Topaze finally saw action in December 1820 at Mocha, Yemen. The British East India Company (EIC) government at Bombay had demanded redress for harm to British interests at Mocha from the Imaun of Senna. They were unsuccessful so the Governor-General of India authorized the sending of a squadron to Mocha. The EIC sent their Resident at Bushire, a Captain Bruce, as their Agent to negotiate, and to inform the local authorities at Mocha that a squadron was to follow. Rear-Admiral Sir Richard King, the commander-in-chief on the Royal Navy's East Indies Station, sent Lumley in Topaze, as overall commander. (Note: Yonge gives the name of the C-in-C as Admiral Graham Moore, but this appears incorrect.) The EIC also sent vessels from its Bombay Marine, as well as a company of artillery.
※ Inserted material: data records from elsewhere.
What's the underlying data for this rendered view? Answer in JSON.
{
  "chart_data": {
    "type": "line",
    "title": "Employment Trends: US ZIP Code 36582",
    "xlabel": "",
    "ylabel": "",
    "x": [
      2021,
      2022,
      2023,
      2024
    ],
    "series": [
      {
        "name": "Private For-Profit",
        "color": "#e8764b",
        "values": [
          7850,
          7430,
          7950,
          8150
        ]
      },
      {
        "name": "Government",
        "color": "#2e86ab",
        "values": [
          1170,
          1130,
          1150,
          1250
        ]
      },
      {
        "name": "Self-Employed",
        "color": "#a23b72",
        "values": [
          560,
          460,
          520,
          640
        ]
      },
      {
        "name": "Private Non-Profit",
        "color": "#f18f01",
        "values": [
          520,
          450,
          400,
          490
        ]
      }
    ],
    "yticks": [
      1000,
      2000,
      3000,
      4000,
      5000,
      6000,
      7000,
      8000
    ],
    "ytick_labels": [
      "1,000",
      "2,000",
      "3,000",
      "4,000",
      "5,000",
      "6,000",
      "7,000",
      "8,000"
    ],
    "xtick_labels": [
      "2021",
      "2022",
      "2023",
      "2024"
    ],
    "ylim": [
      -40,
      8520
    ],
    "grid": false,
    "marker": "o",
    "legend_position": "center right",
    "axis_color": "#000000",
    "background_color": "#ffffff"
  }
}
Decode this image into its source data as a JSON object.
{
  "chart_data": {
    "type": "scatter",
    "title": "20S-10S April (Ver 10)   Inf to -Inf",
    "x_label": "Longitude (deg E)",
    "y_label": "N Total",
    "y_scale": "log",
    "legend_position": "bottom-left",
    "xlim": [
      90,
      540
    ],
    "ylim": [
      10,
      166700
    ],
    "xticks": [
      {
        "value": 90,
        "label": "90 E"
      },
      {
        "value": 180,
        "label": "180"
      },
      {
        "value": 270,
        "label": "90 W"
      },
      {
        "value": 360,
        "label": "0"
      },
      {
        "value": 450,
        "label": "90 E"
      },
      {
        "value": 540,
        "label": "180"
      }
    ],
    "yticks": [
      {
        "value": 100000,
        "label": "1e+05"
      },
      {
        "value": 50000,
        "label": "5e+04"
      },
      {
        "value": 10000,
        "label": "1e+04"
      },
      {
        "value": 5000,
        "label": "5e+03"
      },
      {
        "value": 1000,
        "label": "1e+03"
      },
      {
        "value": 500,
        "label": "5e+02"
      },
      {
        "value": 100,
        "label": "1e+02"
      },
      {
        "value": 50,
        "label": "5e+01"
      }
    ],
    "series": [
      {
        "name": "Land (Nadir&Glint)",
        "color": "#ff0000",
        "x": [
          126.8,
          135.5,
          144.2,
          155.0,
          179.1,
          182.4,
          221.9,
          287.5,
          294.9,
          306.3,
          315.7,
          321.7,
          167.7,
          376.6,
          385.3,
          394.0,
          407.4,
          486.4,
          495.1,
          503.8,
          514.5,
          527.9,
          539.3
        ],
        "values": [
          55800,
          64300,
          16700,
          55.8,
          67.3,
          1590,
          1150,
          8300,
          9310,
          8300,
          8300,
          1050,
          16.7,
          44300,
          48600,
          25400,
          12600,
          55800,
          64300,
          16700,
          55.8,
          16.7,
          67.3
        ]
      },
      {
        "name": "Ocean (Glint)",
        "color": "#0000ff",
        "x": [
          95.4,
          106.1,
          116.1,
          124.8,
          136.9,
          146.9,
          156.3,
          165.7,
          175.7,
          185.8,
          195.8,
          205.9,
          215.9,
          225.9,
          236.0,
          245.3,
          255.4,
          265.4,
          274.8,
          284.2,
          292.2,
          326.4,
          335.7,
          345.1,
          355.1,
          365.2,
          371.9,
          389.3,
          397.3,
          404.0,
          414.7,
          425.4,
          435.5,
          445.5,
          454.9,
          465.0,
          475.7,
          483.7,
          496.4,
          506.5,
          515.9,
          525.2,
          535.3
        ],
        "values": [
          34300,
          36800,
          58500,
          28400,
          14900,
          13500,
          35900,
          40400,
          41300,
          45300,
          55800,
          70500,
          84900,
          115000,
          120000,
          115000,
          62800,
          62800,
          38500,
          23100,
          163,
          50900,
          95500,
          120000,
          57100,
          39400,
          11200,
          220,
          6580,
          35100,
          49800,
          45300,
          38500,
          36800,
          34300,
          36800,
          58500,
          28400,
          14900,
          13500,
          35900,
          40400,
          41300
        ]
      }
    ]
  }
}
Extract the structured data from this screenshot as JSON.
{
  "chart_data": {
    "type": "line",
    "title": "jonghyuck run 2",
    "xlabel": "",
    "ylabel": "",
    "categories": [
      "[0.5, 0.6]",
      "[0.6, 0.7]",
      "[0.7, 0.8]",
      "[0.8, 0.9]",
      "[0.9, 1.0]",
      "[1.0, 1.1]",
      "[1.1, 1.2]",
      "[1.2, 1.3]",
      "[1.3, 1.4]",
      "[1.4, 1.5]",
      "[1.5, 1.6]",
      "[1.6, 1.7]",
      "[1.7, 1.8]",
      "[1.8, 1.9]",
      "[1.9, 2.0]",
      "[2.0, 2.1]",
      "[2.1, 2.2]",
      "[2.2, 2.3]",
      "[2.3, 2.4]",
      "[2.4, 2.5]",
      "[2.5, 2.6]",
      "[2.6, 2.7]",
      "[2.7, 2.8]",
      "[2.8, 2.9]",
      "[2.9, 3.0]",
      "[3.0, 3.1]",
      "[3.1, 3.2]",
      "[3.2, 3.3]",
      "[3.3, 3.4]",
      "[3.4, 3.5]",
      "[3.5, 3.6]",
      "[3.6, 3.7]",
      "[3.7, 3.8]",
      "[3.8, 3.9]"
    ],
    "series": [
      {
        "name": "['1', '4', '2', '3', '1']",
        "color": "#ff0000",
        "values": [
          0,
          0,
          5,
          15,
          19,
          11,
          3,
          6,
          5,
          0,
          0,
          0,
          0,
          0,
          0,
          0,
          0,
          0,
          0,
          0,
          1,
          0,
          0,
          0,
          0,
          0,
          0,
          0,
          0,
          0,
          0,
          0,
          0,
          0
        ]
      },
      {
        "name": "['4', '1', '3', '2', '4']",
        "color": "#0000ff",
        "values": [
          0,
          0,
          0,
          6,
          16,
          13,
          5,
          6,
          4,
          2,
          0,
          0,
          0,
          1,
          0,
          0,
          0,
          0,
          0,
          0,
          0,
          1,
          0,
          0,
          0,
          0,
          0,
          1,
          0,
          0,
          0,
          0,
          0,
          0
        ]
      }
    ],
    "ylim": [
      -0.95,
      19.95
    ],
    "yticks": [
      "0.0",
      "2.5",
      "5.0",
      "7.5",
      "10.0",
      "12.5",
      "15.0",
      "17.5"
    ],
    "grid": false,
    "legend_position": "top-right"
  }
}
The EIC sent its cruisers Benares (Commander Faithful) and Antelope (Lieutenant Robson), its bomb vessel Thames (Lieutenant Elwon), and the storeship Ernaad (Lieutenant Jones).

After a two-week voyage from Bombay, Topaze and the squadron arrived on 3 December, and bombarded Fort Taire, the North Fort the next day. A landing party attempted to storm the fort but its defenders had not left and they repelled the British. Topaze had four men killed and 16 wounded, two of whom died later. The Company had four men killed and eight wounded. Negotiations recommenced during a sequence of truces, again unsuccessfully.

On 26 December Topaze again bombarded the North Fort, this time driving out the defenders. A landing party was able to spike the guns and throw out their carriages. Between 26 and 30 December Topaze and the other vessels approached Fort Abdoufoof, the South Fort, and opened fire on the 30th. Here too they succeeded in driving out the defenders, and subsequently spiking the guns and destroying their carriages. Casualties were much lighter this time, with Topaze losing one marine killed and five wounded, and the Company having five men wounded. By 7 January 1821 the government of Mocha had acceded to the British terms.

Lumley died on 23 July 1821 as Topaze arrived at Prince of Wales' Island; his widow and infant daughter were on board at the time. He was buried at Penang.

Lumley's replacement was Commander J.L. Curry. Captain Charles Richardson replaced Curry. Richardson sailed Topaze from Penang to China. There local Chinese wounded 14 crewmen who were drawing water at Lintin Island. Cannon fire from Topaze killed two Chinese. Consequently, the Chinese expelled the British factory at Canton, and the EIC's ships in the Bocca Tigris also had to leave. Matters were settled in early 1822. Richardson then sailed Topaze back to India.

In May 1822 Commander Price Blackwood (acting) replaced Richardson. Topaze was paid off in October.

Between January and February 1823 Topaze underwent fitting as a receiving ship for Portsmouth. She then served in that role until 1850.

==Fate==
In March 1850 Topaze became a target for HMS Excellent. Topaze was finally broken up in December 1851.